A New Information Complexity Measure for Multi-pass Streaming with Applications

We introduce a new notion of information complexity for multi-pass streaming problems and use it to resolve several important questions in data streams. In the coin problem, one sees a stream of $n$ i.i.d. uniform bits and one would like to compute the majority with constant advantage. We show that any constant pass algorithm must use $\Omega(\log n)$ bits of memory, significantly extending an earlier $\Omega(\log n)$ bit lower bound for single-pass algorithms of Braverman-Garg-Woodruff (FOCS, 2020). This also gives the first $\Omega(\log n)$ bit lower bound for the problem of approximating a counter up to a constant factor in worst-case turnstile streams for more than one pass. In the needle problem, one either sees a stream of $n$ i.i.d. uniform samples from a domain $[t]$, or there is a randomly chosen needle $\alpha \in[t]$ for which each item independently is chosen to equal $\alpha$ with probability $p$, and is otherwise uniformly random in $[t]$. The problem of distinguishing these two cases is central to understanding the space complexity of the frequency moment estimation problem in random order streams. We show tight multi-pass space bounds for this problem for every $p < 1/\sqrt{n \log^3 n}$, resolving an open question of Lovett and Zhang (FOCS, 2023); even for $1$-pass our bounds are new. To show optimality, we improve both lower and upper bounds from existing results. Our information complexity framework significantly extends the toolkit for proving multi-pass streaming lower bounds, and we give a wide number of additional streaming applications of our lower bound techniques, including multi-pass lower bounds for $\ell_p$-norm estimation, $\ell_p$-point query and heavy hitters, and compressed sensing problems.

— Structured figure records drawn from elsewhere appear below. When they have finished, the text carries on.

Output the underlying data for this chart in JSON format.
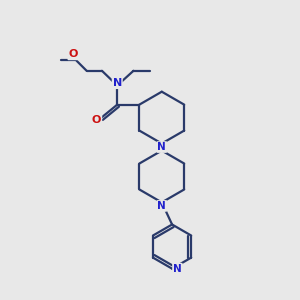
{
  "background_color": "#e8e8e8",
  "bond_color": "#2a3a6a",
  "nitrogen_color": "#2020cc",
  "oxygen_color": "#cc1010",
  "line_width": 1.6,
  "figsize": [
    3.0,
    3.0
  ],
  "dpi": 100,
  "xlim": [
    0,
    10
  ],
  "ylim": [
    0,
    10
  ]
}
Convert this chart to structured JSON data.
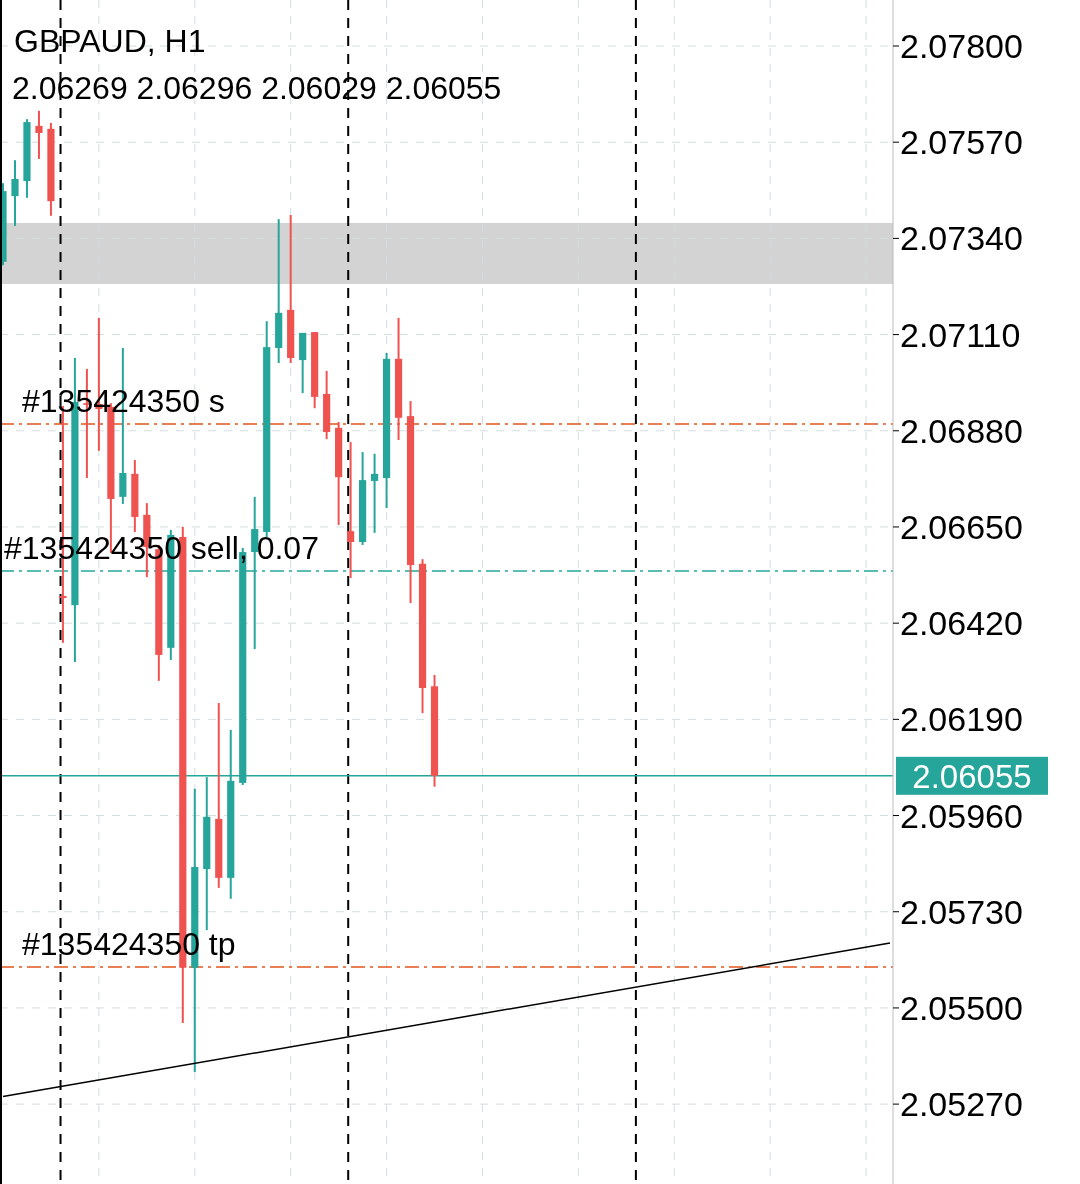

翻译：我们提出了一种面向多遍流式处理问题的新型信息复杂度概念，并将其用于解决数据流领域的若干重要问题。在硬币问题中，观测到由$n$个独立同分布均匀比特构成的流，目标是具有恒定优势地计算多数原则。我们证明：任意常数遍算法必须使用$\Omega(\log n)$比特内存，这显著扩展了Braverman-Garg-Woodruff（FOCS, 2020）针对单遍算法的$\Omega(\log n)$比特下界。该结果同时首次给出了在worst-case旋转门流中，对计数器进行常数因子近似时多遍算法的$\Omega(\log n)$比特下界。在针问题中，观测对象要么是来自定义域$[t]$的$n$个独立同分布均匀样本，要么存在一个随机选择的针$\alpha \in[t]$：每个项目独立地以概率$p$取值为$\alpha$，否则在$[t]$中均匀随机。区分这两种情形对理解随机顺序流中频率矩估计问题的空间复杂度至关重要。我们针对每个$p < 1/\sqrt{n \log^3 n}$给出了该问题的紧致多遍空间界，解决了Lovett和Zhang（FOCS, 2023）提出的公开问题；即使对于1遍情形，我们的界也是全新的。为证明最优性，我们改进了现有结果中的上下界。我们的信息复杂度框架显著扩展了多遍流式处理下界证明的工具集，并提供了大量下界技术的附加流式应用，包括$\ell_p$-范数估计、$\ell_p$-点查询与高权重项，以及压缩感知问题的多遍下界。